The information of urban tree species resources is of vital significance to the planning and design of urban green spaces. Tree organs, such as the bark are used as the primary features of identifying tree species. However, traditional tree identification methods need to consume a lot of manpower and time costs. In addition, the application of machine image recognition technology to tree species recognition still has problems such as heavy data preprocessing workload, small number of tree species images, uneven distribution of categories, and low recognition accuracy. In order to promote the intelligent management of urban forestry and solve the above problems, it is necessary to establish an automatic image recognition model for urban greening tree species.

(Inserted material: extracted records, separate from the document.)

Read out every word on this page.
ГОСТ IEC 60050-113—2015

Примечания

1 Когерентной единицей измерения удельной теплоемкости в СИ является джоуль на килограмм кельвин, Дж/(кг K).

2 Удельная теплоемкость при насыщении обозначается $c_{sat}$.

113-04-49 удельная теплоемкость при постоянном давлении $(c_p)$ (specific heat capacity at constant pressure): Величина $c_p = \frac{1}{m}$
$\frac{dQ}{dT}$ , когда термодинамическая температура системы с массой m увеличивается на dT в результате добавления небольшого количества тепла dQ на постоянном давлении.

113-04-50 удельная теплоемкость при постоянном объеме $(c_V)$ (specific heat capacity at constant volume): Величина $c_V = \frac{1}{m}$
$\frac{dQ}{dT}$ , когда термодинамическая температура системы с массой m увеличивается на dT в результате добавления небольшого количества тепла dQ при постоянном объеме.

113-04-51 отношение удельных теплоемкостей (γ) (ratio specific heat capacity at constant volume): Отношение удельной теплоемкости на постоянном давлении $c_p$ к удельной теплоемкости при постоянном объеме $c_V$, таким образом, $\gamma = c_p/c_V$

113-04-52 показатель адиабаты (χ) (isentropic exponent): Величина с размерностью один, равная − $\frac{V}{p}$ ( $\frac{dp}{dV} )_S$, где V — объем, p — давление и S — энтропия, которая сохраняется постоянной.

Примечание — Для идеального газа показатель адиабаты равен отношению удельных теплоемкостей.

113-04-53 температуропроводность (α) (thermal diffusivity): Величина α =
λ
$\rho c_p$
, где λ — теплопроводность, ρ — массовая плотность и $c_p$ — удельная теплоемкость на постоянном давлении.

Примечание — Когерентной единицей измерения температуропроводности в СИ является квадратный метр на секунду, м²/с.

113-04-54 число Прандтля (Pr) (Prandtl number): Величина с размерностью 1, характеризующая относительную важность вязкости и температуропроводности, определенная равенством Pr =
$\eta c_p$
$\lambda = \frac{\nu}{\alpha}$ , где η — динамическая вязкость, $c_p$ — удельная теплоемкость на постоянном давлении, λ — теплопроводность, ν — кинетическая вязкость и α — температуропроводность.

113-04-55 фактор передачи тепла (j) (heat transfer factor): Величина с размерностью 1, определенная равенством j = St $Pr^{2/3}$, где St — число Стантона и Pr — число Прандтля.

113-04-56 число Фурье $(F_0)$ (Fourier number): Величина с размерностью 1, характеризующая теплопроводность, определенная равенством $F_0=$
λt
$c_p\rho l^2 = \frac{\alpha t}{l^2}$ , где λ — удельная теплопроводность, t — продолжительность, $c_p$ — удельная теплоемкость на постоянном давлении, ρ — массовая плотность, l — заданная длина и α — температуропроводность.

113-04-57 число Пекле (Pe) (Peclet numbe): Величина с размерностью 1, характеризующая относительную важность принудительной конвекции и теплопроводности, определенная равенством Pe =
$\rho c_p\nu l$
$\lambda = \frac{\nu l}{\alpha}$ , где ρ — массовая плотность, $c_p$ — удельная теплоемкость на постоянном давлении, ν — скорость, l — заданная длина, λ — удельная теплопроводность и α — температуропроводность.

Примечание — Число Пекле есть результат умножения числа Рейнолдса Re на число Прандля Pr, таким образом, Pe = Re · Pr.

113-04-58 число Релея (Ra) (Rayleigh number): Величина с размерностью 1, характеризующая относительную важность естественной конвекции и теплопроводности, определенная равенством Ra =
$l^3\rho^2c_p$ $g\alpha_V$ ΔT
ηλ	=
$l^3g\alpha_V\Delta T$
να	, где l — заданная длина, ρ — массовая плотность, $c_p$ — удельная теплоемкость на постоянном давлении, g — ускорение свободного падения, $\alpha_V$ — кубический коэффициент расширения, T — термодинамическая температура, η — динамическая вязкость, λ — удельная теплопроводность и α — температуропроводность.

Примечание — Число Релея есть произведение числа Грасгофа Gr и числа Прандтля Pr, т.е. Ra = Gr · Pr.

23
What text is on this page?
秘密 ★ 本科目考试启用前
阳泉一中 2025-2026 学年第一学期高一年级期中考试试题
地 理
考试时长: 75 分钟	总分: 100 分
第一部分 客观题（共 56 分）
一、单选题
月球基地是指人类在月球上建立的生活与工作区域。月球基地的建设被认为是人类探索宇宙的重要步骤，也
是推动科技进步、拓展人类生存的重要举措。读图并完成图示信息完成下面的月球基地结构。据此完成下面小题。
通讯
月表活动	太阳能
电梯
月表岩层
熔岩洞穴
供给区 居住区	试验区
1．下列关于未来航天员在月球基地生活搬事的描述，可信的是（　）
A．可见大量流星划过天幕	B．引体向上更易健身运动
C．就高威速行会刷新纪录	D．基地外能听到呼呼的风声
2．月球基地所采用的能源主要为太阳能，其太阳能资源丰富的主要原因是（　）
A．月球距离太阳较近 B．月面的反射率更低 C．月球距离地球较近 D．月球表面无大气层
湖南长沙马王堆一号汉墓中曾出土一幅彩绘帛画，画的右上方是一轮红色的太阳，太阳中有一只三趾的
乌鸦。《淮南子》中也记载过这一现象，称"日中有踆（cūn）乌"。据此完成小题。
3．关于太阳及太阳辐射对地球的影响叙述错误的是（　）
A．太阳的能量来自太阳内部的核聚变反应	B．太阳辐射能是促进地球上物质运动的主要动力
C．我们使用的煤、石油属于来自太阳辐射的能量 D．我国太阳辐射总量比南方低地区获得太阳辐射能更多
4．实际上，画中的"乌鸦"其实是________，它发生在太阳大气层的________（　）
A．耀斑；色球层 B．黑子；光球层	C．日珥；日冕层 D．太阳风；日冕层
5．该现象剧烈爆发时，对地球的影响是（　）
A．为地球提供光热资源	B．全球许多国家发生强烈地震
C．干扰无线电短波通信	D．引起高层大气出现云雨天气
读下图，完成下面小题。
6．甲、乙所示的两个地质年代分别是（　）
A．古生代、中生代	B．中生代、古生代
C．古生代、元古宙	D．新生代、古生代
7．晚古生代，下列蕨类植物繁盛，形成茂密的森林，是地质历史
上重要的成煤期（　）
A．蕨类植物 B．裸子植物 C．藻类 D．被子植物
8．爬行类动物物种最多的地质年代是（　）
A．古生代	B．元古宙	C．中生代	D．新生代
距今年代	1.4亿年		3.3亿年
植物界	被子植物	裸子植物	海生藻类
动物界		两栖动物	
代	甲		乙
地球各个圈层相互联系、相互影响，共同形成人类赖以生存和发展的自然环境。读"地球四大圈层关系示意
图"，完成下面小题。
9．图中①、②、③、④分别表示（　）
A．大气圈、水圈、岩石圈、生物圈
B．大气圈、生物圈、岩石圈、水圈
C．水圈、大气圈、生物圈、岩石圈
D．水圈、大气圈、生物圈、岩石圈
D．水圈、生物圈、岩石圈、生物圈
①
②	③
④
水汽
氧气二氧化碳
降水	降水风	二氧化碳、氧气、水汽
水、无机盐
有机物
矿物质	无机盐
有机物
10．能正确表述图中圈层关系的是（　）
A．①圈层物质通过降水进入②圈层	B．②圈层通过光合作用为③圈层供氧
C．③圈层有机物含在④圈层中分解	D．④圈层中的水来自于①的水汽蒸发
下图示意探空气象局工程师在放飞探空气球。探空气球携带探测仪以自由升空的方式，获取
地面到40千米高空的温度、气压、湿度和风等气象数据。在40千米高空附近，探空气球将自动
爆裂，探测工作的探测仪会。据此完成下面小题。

We captured bark images of 21 urban afforestation tree species in their natural environment and constructed a dataset that was divided into a train set, validation set, and test set in the ratio of 7:1:2. Combining Channel Attention Module (CAM) with algorithms such as Spatial Pyramid Pooling (SPP) and Mixed Depthwise Dilated Convolutional Kernels. The core algorithm is Mixed Convolution Kernel (MK), and a CAMP-MKNet Convolutional Neural Network (CNN) is constructed as a bark image classification model for urban greening tree species. The overall accuracy of the generic models ranged from 41.06% to 82.03%, whereas the overall accuracy of the experimental CAMP-MKNet model was 84.25%, with lower prediction cost. Our study shows that the CAMP-MKNet CNN model with better prediction performance and computational cost and can provide crucial insights and technical support for developing automated urban tree species image recognition systems.